Belle surprise que ce documentaire consacré à la légende Milos Forman. Sa particularité, et sa grande qualité, est d’être entièrement monté à partir d’images d’archives et narré par Forman lui-même. On découvre ainsi un regard personnel d’un homme sur sa propre œuvre, faisant part de ses doutes, de ses regrets, de ses frustrations comme de ses moments de grâce, rendant ce documentaire touchant et intime. Intime, Forman vs Forman l’est d’autant plus lorsque l’on découvre certaines vidéos privées, capturées par Milos ou bien sa femme lors de scènes de vie familiale quotidiennes, plongeant le spectateur dans l’intimité d’un foyer normal, humain, passionné. Aussi le documentaire retrace-t-il moins sa carrière de cinéaste que sa vie personnelle, mais qui, de fait, a toujours été le point de départ de ses créations. Le cinéma au service de l’homme, de la vie, du bonheur, et comme forme ultime de leur expression.

Jules Chambry

Los Olvidados, de Luis Bunuel (Cannes Classics)
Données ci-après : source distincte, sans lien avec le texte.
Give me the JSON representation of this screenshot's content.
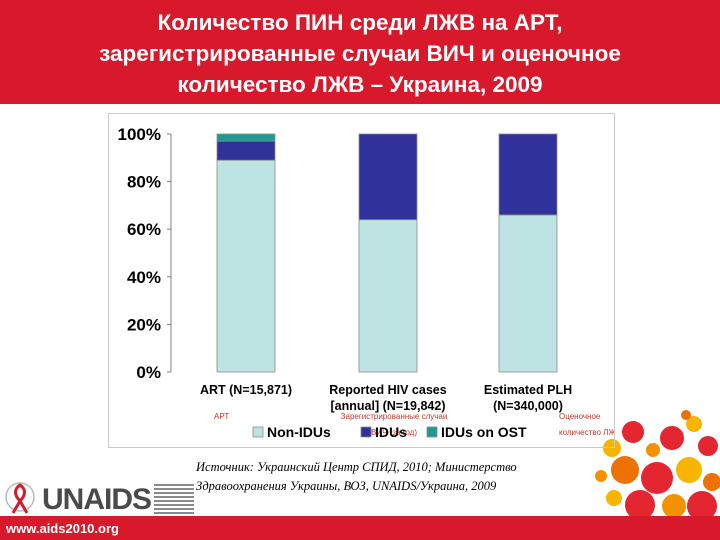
{
  "header": {
    "title_lines": [
      "Количество ПИН среди ЛЖВ на АРТ,",
      "зарегистрированные случаи ВИЧ и оценочное",
      "количество ЛЖВ – Украина, 2009"
    ]
  },
  "chart_data": {
    "type": "bar",
    "stacked": true,
    "categories": [
      "ART (N=15,871)",
      "Reported HIV cases [annual] (N=19,842)",
      "Estimated PLH (N=340,000)"
    ],
    "category_lines": [
      [
        "ART (N=15,871)"
      ],
      [
        "Reported HIV cases",
        "[annual] (N=19,842)"
      ],
      [
        "Estimated PLH",
        "(N=340,000)"
      ]
    ],
    "category_translations": [
      [
        "АРТ"
      ],
      [
        "Зарегистрированные случаи",
        "ВИЧ (за год)"
      ],
      [
        "Оценочное",
        "количество ЛЖВ"
      ]
    ],
    "series": [
      {
        "name": "Non-IDUs",
        "values": [
          89,
          64,
          66
        ],
        "color": "#bde3e3"
      },
      {
        "name": "IDUs",
        "values": [
          8,
          36,
          34
        ],
        "color": "#31319c"
      },
      {
        "name": "IDUs on OST",
        "values": [
          3,
          0,
          0
        ],
        "color": "#1f9a90"
      }
    ],
    "yticks": [
      "100%",
      "80%",
      "60%",
      "40%",
      "20%",
      "0%"
    ],
    "ylim": [
      0,
      100
    ],
    "legend": "bottom",
    "grid": false
  },
  "source": {
    "lines": [
      "Источник: Украинский Центр СПИД, 2010; Министерство",
      "Здравоохранения Украины, ВОЗ, UNAIDS/Украина, 2009"
    ]
  },
  "logo": {
    "text": "UNAIDS"
  },
  "footer": {
    "url": "www.aids2010.org"
  },
  "colors": {
    "brand_red": "#d7192b"
  }
}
La célèbre salle Buñuel du Palais cannois, réservée aux projections Cannes Classics, a enfin le droit cette année à un cycle consacré au réalisateur éponyme : Luis Buñuel. Découvrir Los Olvidados, c’est replonger dans le Mexique des années 40-50, pauvre et meurtri par la délinquance. Buñuel tourna sur place, avec un mélange d’acteurs professionnels et de citadins locaux ; et c’est aussi pour cela que ce film dramatique sonne si vrai. Dans une copie 4K exceptionnelle restaurée pour l’occasion, suivre la vie de ces pauvres gens à travers les yeux des enfants n’a jamais été aussi déchirant. Los Olvidados est tragique, injuste, cruel parfois, mais il est surtout un témoignage poignant d’un pays et d’une époque, où l’espoir et les sourires se rencontraient à chaque coin de rue, avant que la mort et l’injustice ne les attendent au croisement d’après. La vie, quoi. À voir absolument.

Jules Chambry

La Gomera,  de Corneliu Porumbocoiu (Compétition)

La Gomera nous invite à s’évader tranquillement dans les lieux communs du polar et du film noir. Sans prétention aucune, La Gomera arrive aisément à lier le cinéma de genre et ses codes habituels avec un humour assez caustique. Un divertissement assez malin et doté d’une tenue visuelle indéniable, sans parler de son actrice principale diaboliquement charmante. Certes, on pourrait discuter et débattre sur la pertinence de voir le film en compétition du Festival de Cannes au regard de la qualité des autres œuvres, mais le jeu du chat et de la souris auquel nous assistons avec La Gomera s’avère facilement récréatif et bienvenue.